Aran island fisherman Bertie Donohue says he is “amazed” at the resilience of the two young Galway women who survived a 15-hour ordeal after their paddleboards were swept across Galway bay last week.
“They are two very tough, very brave girls – and I don’t know how they managed to hold on to my fishing gear in that location,” the crab fisherman from Cill Éinne on Inis Mór says.
When he heard that Sara Feeney (23) and Ellen Glynn (17) had secured themselves to floats off the Aran island of Inis Oírr, after being carried across the bay last Wednesday night, he knew immediately this was his crab gear.
The fisherman, who processes brown crab on Inis Mór, said he had planned to move the gear early last week, but said: “something stopped him”.
“That was one of three sets of pots I laid off “The Finish”, some two-miles south-west of Inis Oírr, but it was the outer set of gear,” he said.
“If they had missed it, they would be out in the Atlantic,” he said.
Mr Donohue said that “what had happened to those two girls could happen to any of us”.
He said their own ability to keep calm had been key to their survival – along with their rescue by fishermen Patrick and Morgan Oliver of Galway RNLI.
When the two exhausted women fully realised their location after fog lifted last Thursday morning, the Cliffs of Moher were just south of them and the wide Atlantic just west.
The 20 knot north-easterly had carried them diagonally across Galway Bay towards Black Head, during a night of heavy rain and lightning.
Wearing only buoyancy aids over their swim togs, they tried to paddle up to Inis Oirr with the wind still against them.
It was at that point that they spotted the floats and grabbed hold of the gear, securing the sling through the webbing on the boards.
They had already wisely lashed the two boards together when they were carried south-west of Furbo beach by the offshore wind.
“I don’t know how they survived that night as there was awful weather, and that north-easterly is cold and makes a very bad chop in the sea when you are away from shore,” Mr Donohue said.

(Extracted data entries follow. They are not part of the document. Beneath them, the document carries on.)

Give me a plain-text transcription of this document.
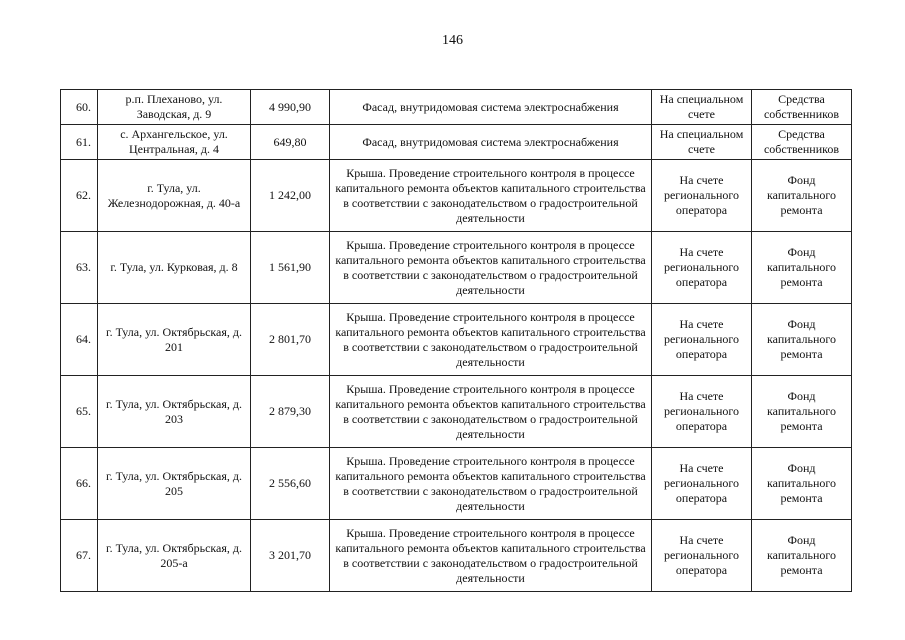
146
60.	р.п. Плеханово, ул. Заводская, д. 9	4 990,90	Фасад, внутридомовая система электроснабжения	На специальном счете	Средства собственников
61.	с. Архангельское, ул. Центральная, д. 4	649,80	Фасад, внутридомовая система электроснабжения	На специальном счете	Средства собственников
62.	г. Тула, ул. Железнодорожная, д. 40-а	1 242,00	Крыша. Проведение строительного контроля в процессе капитального ремонта объектов капитального строительства в соответствии с законодательством о градостроительной деятельности	На счете регионального оператора	Фонд капитального ремонта
63.	г. Тула, ул. Курковая, д. 8	1 561,90	Крыша. Проведение строительного контроля в процессе капитального ремонта объектов капитального строительства в соответствии с законодательством о градостроительной деятельности	На счете регионального оператора	Фонд капитального ремонта
64.	г. Тула, ул. Октябрьская, д. 201	2 801,70	Крыша. Проведение строительного контроля в процессе капитального ремонта объектов капитального строительства в соответствии с законодательством о градостроительной деятельности	На счете регионального оператора	Фонд капитального ремонта
65.	г. Тула, ул. Октябрьская, д. 203	2 879,30	Крыша. Проведение строительного контроля в процессе капитального ремонта объектов капитального строительства в соответствии с законодательством о градостроительной деятельности	На счете регионального оператора	Фонд капитального ремонта
66.	г. Тула, ул. Октябрьская, д. 205	2 556,60	Крыша. Проведение строительного контроля в процессе капитального ремонта объектов капитального строительства в соответствии с законодательством о градостроительной деятельности	На счете регионального оператора	Фонд капитального ремонта
67.	г. Тула, ул. Октябрьская, д. 205-а	3 201,70	Крыша. Проведение строительного контроля в процессе капитального ремонта объектов капитального строительства в соответствии с законодательством о градостроительной деятельности	На счете регионального оператора	Фонд капитального ремонта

“That is a very exposed location, and I only set the gear there to help another fisherman, who lost 200 pots last October when his boat sank in Inis Oírr,” he explained.
“And his boat sank in a north-easterly, the same wind those girls had, which just shows you how tough that weather is,”Mr Donohue said.
Mr Donohue lifted the pots at the weekend, and there was a good catch of crab.
The two women and their families, from Knocknacarra, Galway, have paid tribute to all those who participated in the search and the rescue, and have said they cannot thank the Olivers enough.
Three Irish Coast Guard helicopters, RNLI Aran and Galway lifeboats, Doolin and Costello Bay, Garda, the Civil Defence, local fishing and leisure craft, along with Galway Flying Club, Aer Arann and many volunteers had participated, and it was co-ordinated by Valentia Marine Rescue Sub-Centre.
Former Irish Coast Guard search and rescue pilot Dave Courtney, author of the memoir Nine Lives, says that questions need to be asked as to why the rescue took so long.
The Irish Coast Guard has said the search for the two women covered a 200 square mile sea area.
It said it was using SARMAP - the US software used effectively by Valentia Coast Guard in 2011 to track the probable location of the crew of the yacht Rambler which capsized in the Fastnet yacht race off West Cork.
“ The search was just moving into the south-west of the Inis Oirr sector ...with both aviation and surface assets when the fishing vessel Johnny Ó came upon them. It is highly likely they would have been detected within the following one to two hours as it was daylight,”it says.